A bipartisan bill introduced in Congress seeks to impose a 500% tariff on goods and services from countries that knowingly buy Russian energy exports, including oil, gas, uranium, and petrochemicals. The legislation aims to pressure foreign governments and companies to sever ties with Russian energy suppliers by threatening severe tariffs on imports into the U.S.

The proposal, known as the Sanctioning Russia Act of 2025, was sponsored by Senators Lindsey Graham and Richard Blumenthal and has garnered support from more than 80 senators. It functions as a secondary sanction, leveraging access to the American market to compel third countries to choose between trading with Russia or maintaining favorable conditions with the U.S.

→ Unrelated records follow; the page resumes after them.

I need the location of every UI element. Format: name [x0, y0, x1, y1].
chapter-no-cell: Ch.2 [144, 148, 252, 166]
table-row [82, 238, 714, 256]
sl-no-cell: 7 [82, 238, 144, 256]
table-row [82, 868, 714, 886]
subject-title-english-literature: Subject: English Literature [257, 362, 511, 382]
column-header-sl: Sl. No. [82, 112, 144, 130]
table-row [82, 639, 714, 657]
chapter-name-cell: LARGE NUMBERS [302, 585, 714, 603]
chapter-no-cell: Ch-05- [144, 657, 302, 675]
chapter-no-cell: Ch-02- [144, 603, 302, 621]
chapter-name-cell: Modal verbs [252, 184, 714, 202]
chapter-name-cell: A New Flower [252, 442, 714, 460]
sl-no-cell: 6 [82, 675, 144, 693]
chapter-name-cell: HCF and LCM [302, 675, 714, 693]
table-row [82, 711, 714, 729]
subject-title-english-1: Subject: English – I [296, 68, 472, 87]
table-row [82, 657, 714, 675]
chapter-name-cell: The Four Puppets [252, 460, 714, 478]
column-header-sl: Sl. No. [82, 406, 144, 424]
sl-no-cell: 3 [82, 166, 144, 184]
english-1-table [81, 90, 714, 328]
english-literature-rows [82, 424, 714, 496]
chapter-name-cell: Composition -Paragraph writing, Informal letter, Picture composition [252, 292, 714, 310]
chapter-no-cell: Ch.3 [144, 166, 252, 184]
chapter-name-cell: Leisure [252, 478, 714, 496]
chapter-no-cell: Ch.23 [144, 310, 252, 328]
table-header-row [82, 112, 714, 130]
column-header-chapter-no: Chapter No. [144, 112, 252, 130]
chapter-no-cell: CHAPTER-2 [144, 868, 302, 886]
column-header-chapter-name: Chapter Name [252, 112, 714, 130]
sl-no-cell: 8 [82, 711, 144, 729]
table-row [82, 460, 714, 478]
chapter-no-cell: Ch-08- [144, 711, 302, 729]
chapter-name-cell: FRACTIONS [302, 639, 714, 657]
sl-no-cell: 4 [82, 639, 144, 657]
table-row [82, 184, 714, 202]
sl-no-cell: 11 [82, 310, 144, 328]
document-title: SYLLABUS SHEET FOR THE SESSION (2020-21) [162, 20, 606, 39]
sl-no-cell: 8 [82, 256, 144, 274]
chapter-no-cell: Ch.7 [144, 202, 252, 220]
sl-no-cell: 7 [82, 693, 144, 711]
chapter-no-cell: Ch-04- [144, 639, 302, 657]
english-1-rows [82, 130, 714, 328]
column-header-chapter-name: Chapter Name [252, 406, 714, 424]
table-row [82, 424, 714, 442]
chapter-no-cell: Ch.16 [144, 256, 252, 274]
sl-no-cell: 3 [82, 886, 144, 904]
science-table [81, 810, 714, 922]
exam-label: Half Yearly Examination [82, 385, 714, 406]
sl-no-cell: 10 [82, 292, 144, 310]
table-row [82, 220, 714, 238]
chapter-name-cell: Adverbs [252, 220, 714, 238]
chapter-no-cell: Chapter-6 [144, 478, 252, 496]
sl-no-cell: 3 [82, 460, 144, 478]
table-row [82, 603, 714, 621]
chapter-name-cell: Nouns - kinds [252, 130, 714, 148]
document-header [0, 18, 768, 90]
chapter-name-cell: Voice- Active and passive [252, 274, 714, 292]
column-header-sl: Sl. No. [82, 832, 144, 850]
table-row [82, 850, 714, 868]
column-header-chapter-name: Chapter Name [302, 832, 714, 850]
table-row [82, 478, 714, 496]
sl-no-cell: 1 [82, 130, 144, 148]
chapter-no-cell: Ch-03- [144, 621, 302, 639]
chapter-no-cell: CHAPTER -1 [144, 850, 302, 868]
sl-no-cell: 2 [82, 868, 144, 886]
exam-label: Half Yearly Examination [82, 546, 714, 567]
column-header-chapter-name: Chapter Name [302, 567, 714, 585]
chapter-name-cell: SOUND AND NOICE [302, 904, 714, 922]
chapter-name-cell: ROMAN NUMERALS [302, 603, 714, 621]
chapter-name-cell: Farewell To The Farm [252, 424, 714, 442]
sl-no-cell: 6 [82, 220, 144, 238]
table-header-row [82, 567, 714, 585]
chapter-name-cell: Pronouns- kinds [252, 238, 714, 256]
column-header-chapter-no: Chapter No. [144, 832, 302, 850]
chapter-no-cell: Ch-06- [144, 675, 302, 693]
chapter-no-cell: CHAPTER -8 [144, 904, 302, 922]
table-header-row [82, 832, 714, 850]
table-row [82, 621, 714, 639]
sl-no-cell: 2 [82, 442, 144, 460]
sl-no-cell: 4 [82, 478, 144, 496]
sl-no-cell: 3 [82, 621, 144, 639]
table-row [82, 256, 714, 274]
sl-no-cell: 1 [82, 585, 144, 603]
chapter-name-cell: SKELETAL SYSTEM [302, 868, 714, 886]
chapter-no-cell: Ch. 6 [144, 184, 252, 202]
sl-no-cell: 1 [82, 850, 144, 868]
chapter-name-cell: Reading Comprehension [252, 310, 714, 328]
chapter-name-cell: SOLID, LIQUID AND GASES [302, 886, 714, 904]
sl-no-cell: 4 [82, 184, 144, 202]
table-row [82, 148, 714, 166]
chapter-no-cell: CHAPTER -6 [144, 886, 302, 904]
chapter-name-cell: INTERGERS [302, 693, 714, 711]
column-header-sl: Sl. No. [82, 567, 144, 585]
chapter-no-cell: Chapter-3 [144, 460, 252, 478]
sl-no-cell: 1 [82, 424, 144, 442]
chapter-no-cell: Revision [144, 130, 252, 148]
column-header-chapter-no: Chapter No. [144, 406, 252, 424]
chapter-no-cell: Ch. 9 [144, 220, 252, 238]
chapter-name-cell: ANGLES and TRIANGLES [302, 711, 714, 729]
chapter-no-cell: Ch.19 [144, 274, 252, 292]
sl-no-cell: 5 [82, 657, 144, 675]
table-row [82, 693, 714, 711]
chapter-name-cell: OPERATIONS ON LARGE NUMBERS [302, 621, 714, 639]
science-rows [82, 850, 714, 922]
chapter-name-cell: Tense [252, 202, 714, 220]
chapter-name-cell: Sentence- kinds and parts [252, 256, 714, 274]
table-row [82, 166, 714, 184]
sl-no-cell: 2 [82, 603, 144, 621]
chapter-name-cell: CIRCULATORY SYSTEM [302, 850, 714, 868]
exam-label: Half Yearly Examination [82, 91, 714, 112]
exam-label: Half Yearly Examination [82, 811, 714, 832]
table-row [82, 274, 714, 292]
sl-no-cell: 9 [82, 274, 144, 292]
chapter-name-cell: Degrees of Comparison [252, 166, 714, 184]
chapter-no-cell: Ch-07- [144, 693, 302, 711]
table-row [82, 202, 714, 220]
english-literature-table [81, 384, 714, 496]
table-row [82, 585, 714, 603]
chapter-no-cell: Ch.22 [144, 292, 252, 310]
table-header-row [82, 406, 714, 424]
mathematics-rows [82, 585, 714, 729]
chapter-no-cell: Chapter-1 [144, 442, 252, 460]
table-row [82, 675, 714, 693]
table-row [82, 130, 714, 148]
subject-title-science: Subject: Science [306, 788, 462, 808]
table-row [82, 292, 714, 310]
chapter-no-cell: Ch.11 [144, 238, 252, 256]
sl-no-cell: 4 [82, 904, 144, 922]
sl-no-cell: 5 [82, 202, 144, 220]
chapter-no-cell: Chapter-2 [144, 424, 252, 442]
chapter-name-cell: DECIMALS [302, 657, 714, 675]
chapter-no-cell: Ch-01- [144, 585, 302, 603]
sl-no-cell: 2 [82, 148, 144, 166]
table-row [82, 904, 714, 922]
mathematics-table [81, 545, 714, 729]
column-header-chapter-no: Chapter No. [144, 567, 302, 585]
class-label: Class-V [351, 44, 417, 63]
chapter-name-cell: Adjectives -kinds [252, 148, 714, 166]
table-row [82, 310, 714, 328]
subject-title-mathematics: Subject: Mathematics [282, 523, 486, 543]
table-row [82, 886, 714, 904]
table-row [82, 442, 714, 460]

Besides the tariffs, the bill includes expanded sanctions on Russian financial institutions, limits on Russian sovereign debt and securities, and bans on importing Russian uranium. The goal is to significantly reduce revenue streams that finance Russia’s ongoing military operations, thereby increasing pressure on Moscow to engage in conflict resolution.

The White House’s involvement is pivotal. Earlier discussions indicated potential presidential support, with the administration negotiating terms aligned with the bill. This cooperation could signal progress toward Senate approval.

However, experts caution about the effectiveness and consequences of imposing such high tariffs. There is concern that buyers may reroute their purchases through intermediaries to avoid tariffs, allowing Russia to maintain export revenues. Additionally, aggressive enforcement could disrupt global energy markets, increasing costs for U.S. consumers and importers.

As debates continue, the bill reflects intensified efforts by U.S. lawmakers to apply economic pressure beyond Russia itself, aiming to isolate its trade partners and reduce funding for the conflict in Ukraine.